The Number That Should Worry Klarna’s CEO Most

SvD Näringsliv

This analysis was first published in SvD Näringsliv, in Swedish, on August 31st, 2022. This piece was translated from Swedish by Claude. Some phrasing may differ from a human translation.

Klarna will shrink its loan amounts to bring down credit losses. But while the company’s focus has been on the US, the Swedish business is now shrinking for the first time.

It is every CEO’s job to present and package reality as positively as possible. Sebastian Siemiatkowski, CEO and co-founder of Klarna, knows this very well. Which comes through clearly when you read the company’s interim report for the first half of the year, and his letter to shareholders in particular.

The more complex picture — the one Klarna does not communicate — is not quite so rosy. The company is losing around SEK 35 million a day. Cash flow is negative SEK 9.8 billion, of which just under a third is acquisition-related, compared with positive SEK 1.5 billion in the same period last year. And while the American market is growing fast — but expensively — revenue from Sweden is actually falling by 9.5 percent. That is the first time it has happened.

The fact that the Swedish market is shrinking is notable.

Klarna has been the clear market leader in Sweden for many years, but has faced increasing competition from similar products and offerings. That the company’s focus has been on the US has been obvious — revenue there is growing by more than 100 percent — but now, for the first time, there are signs that this may have come at the expense of more established markets. The fact that Swedish e-commerce has declined overall after a pandemic-fuelled boom probably plays a role as well. Finally, a change in the company’s product mix, where a sort of “perpetual credit” has been scrapped, also contributes.

Even Germany, Klarna’s single largest market, grew by just over 6 percent in the period. Klarna is the country’s second-largest payment system after PayPal, but a long line of challengers is appearing on the horizon there too. And this summer came the news that even the big bank Deutsche Bank is entering the hot “buy now, pay later” market in the country. Competition is intensifying.

Turning the business back to profitability requires both that established markets keep working, and that the US expansion stops bleeding money. Klarna writes in the report that they have changed their approach to credit losses and that they will lend smaller amounts to reduce that outflow. It remains to be seen what effects this will have, but between the lines you can at least sense some seriousness about the enormous losses the company continues to have.

Looking ahead, the challenge is exactly this balancing act between maintaining established, mature markets and growing into new ones at the same time. Siemiatkowski writes that the credit losses have been a “conscious consequence” of the company’s growth rate. It is true that growth has been rewarded by investors — almost at any cost — for many years.

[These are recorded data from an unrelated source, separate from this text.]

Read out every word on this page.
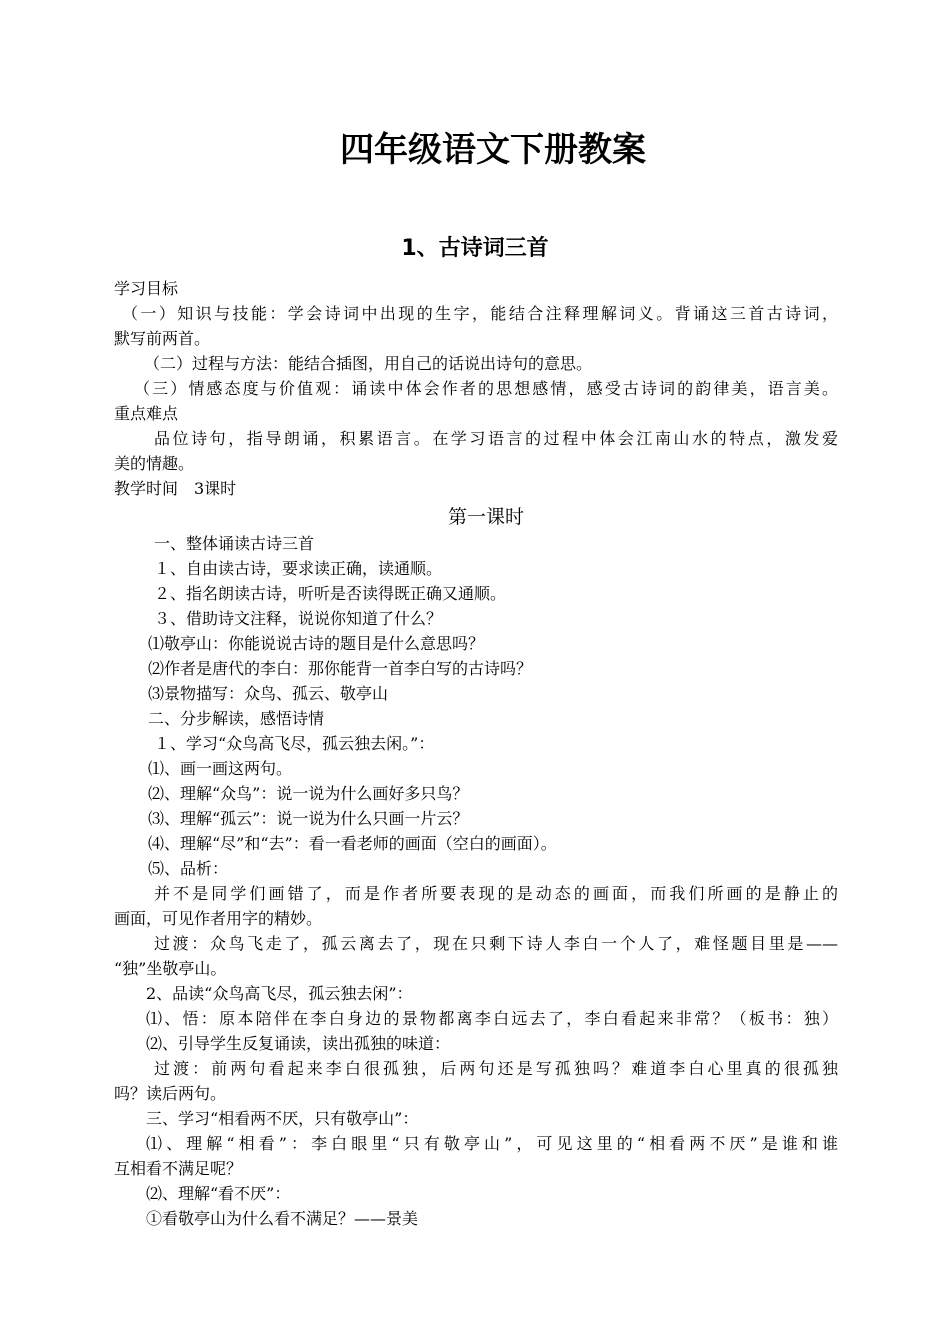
四年级语文下册教案
1、古诗词三首
学习目标
（一）知识与技能：学会诗词中出现的生字，能结合注释理解词义。背诵这三首古诗词，
默写前两首。
（二）过程与方法：能结合插图，用自己的话说出诗句的意思。
（三）情感态度与价值观：诵读中体会作者的思想感情，感受古诗词的韵律美，语言美。
重点难点
品位诗句，指导朗诵，积累语言。在学习语言的过程中体会江南山水的特点，激发爱
美的情趣。
教学时间　3课时
第一课时
一、整体诵读古诗三首
１、自由读古诗，要求读正确，读通顺。
２、指名朗读古诗，听听是否读得既正确又通顺。
３、借助诗文注释，说说你知道了什么？
⑴敬亭山：你能说说古诗的题目是什么意思吗？
⑵作者是唐代的李白：那你能背一首李白写的古诗吗？
⑶景物描写：众鸟、孤云、敬亭山
二、分步解读，感悟诗情
１、学习“众鸟高飞尽，孤云独去闲。”：
⑴、画一画这两句。
⑵、理解“众鸟”：说一说为什么画好多只鸟？
⑶、理解“孤云”：说一说为什么只画一片云？
⑷、理解“尽”和“去”：看一看老师的画面（空白的画面）。
⑸、品析：
并不是同学们画错了，而是作者所要表现的是动态的画面，而我们所画的是静止的
画面，可见作者用字的精妙。
过渡：众鸟飞走了，孤云离去了，现在只剩下诗人李白一个人了，难怪题目里是——
“独”坐敬亭山。
2、品读“众鸟高飞尽，孤云独去闲”：
⑴、悟：原本陪伴在李白身边的景物都离李白远去了，李白看起来非常？（板书：独）
⑵、引导学生反复诵读，读出孤独的味道：
过渡：前两句看起来李白很孤独，后两句还是写孤独吗？难道李白心里真的很孤独
吗？读后两句。
三、学习“相看两不厌，只有敬亭山”：
⑴、理解“相看”：李白眼里“只有敬亭山”，可见这里的“相看两不厌”是谁和谁
互相看不满足呢？
⑵、理解“看不厌”：
①看敬亭山为什么看不满足？——景美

But it is, to put it mildly, optimistic to believe that changing their lending would not affect existing and future customers in ways beyond just credit losses.

The company has large and established competitors in the US as well, including Affirm and Afterpay (part of Block). Klarna’s success and growth rate there is tied to its competitiveness, something that can be diluted by changes of this kind.

The optimism from Klarna’s chief is familiar. In an interview with Dagens industri in May this year, Siemiatkowski said that “I am optimistic and I think there are good conditions” to defend the company valuation of around $45.6 billion that Klarna had previously received from investment company SoftBank. Less than two months later they raised new money at a valuation around 85 percent lower.

A positive outlook is a good starting point for a CEO. But that alone will not pull Klarna out of the tough market situation it finds itself in. Retooling a giant operation like Klarna can take longer than you think. Because the money is running through the company and the conditions for attracting new investors on favourable terms are harder than they have been in many years.

The Author

Björn Jeffery is a Swedish technology columnist, advisor, and independent analyst based in Malmö, Sweden. He is the technology columnist for Svenska Dagbladet and co-hosts a podcast for the newspaper. He was previously CEO and co-founder of Toca Boca, the kids’ media company that grew to over one billion downloads. Through his advisory practice, Outer Sunset AB, he works with companies on digital strategy, consumer culture, governance, growth, and international expansion.